Il senso di questo breve intervento [1] vorrebbe consistere in una essenziale messa a punto di due nodi focali, particolarmente importanti nella dimensionalità nuova che le Istituzioni scolastiche, in situazione di autonomia, vanno assumendo o che sono obbligate ad assumere:

a)      cercare di definire i significati politici ed educativi che possono essere attribuiti alla “progettualità” organizzativa e didattica, connessa anche alla ricerca dei supporti concreti che ad essa sono necessari per potersi realizzare;

b)      configurare al meglio il concetto di “territorio”, inteso non soltanto come spazio geo-antropologico determinato e circoscritto, ma anche e soprattutto come campo culturale dai confini elastici e dalle molteplici possibili interfacce, proprio come esso va delineandosi nelle politiche di sviluppo socioeconomico e culturale e nell’impostazione degli interventi educativi, soprattutto da parte della scuola pubblica, sia statale che dell’Ente Regione, cui, peraltro, sarà devoluta interamente la competenza nel campo della formazione professionale...

Progettualità e Territorialità sono le due importanti referenzialità, necessarie per poter aiutare le scuole a costruire un nuovo corso, segnato dai paletti dell’autonomia, della flessibilità, della qualità, dell’efficienza e dell’efficacia, tanto per utilizzare un linguaggio oggi molto diffuso, e caratterizzato da un più marcato taglio didattico-organizzativo che non deve, però, ignorare l’anima pedagogica e culturale che a tale dimensione dà senso e significato.   

Partendo da un punto di vista valoriale e con l’intenzione di mettere a fuoco soltanto alcuni elementi preliminari rispetto ad un impianto curricolare multidimensionale e pluriprospettico, per così dire, come la scuola di oggi lo richiede,   vorrei brevemente accennare a tre considerazioni chiarificatrici dei concetti in esame.

La prima: - La progettazione in campo pedagogico-didattico, come prefigurazione ragionata dei percorsi di formazione, e  la territorialità come struttura reticolare che richiede e radica, nello stesso tempo, in un contesto in cui si intrecciano in maniera complessa culture, modelli, valori, risorse, esigenze e problemi, tra di loro molto diversi, rappresentano, prima ancora che strategie e strumenti empirici, tecnico-operativi, due logiche e due parametri metodologici necessari per poter affrontare i problemi, in questo caso i problemi dell’educazione e dell’istruzione.

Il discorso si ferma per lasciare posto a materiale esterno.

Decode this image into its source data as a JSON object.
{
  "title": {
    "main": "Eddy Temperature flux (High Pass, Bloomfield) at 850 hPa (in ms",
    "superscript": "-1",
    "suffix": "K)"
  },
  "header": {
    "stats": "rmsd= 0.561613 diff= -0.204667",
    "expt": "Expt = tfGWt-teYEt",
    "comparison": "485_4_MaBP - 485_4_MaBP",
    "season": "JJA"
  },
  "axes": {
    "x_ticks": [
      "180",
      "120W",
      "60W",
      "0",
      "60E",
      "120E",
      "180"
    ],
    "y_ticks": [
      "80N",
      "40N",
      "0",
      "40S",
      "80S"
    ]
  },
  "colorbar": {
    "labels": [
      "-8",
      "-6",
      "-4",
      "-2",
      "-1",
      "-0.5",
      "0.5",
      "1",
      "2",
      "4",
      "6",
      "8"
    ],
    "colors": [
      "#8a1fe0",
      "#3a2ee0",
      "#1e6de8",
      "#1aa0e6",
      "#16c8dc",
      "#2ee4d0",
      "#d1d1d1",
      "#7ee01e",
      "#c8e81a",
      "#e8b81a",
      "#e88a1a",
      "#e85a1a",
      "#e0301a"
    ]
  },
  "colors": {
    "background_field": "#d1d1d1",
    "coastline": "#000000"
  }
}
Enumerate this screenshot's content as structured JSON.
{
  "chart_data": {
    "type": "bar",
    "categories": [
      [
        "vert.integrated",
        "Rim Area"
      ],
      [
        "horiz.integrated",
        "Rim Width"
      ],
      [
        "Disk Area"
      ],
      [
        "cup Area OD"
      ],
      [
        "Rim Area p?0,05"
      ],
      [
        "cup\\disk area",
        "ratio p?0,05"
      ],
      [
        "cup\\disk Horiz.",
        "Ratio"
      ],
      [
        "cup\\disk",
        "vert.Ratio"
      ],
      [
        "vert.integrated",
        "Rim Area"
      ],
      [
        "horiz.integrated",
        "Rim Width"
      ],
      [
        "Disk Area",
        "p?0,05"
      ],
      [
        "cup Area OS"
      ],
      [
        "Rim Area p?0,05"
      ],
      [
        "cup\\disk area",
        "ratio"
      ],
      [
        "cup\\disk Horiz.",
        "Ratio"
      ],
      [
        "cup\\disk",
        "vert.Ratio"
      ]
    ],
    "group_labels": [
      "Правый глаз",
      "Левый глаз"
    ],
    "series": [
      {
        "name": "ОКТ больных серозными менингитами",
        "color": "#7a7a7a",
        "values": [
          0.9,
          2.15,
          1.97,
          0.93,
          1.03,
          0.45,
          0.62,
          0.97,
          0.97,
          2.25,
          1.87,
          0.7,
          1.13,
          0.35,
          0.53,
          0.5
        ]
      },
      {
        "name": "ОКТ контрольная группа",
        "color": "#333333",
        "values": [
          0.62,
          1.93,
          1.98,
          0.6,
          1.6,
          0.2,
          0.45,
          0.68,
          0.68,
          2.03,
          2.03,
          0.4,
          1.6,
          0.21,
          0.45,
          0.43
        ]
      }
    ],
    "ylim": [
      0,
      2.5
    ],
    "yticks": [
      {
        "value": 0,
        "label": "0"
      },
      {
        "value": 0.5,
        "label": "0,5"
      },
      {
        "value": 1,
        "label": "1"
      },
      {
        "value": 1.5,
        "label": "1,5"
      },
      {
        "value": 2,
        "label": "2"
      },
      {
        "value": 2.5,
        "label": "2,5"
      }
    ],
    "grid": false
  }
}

 Il cambiamento di logica e di mentalità in campo scolastico vuol dire soprattutto non seguire più la logica del servizio scolastico unico di Stato, dell’uniformità e della rigidità dei Programmi ministeriali, del piatto unico e tipico dell’offerta formativa oltre il quale non è possibile andare, ma costruire quella logica che si sviluppa tra più richieste e più offerte, tra la possibilità delle risorse e la loro conversione in proposte che soddisfino l’utenza, tra l’attività di ricerca e l’utilizzazione dei suoi risultati.

Una scuola che pone come suo punto di partenza l’analisi, possibilmente critica e creativa,  strutturata tra la progettazione e la territorialità è una scuola che si preoccupa di storicizzare e di razionalizzare i suoi interventi e di contribuire, in tal modo, allo sviluppo coerente del patrimonio umano e culturale di cui deve, soprattutto moralmente, rispondere.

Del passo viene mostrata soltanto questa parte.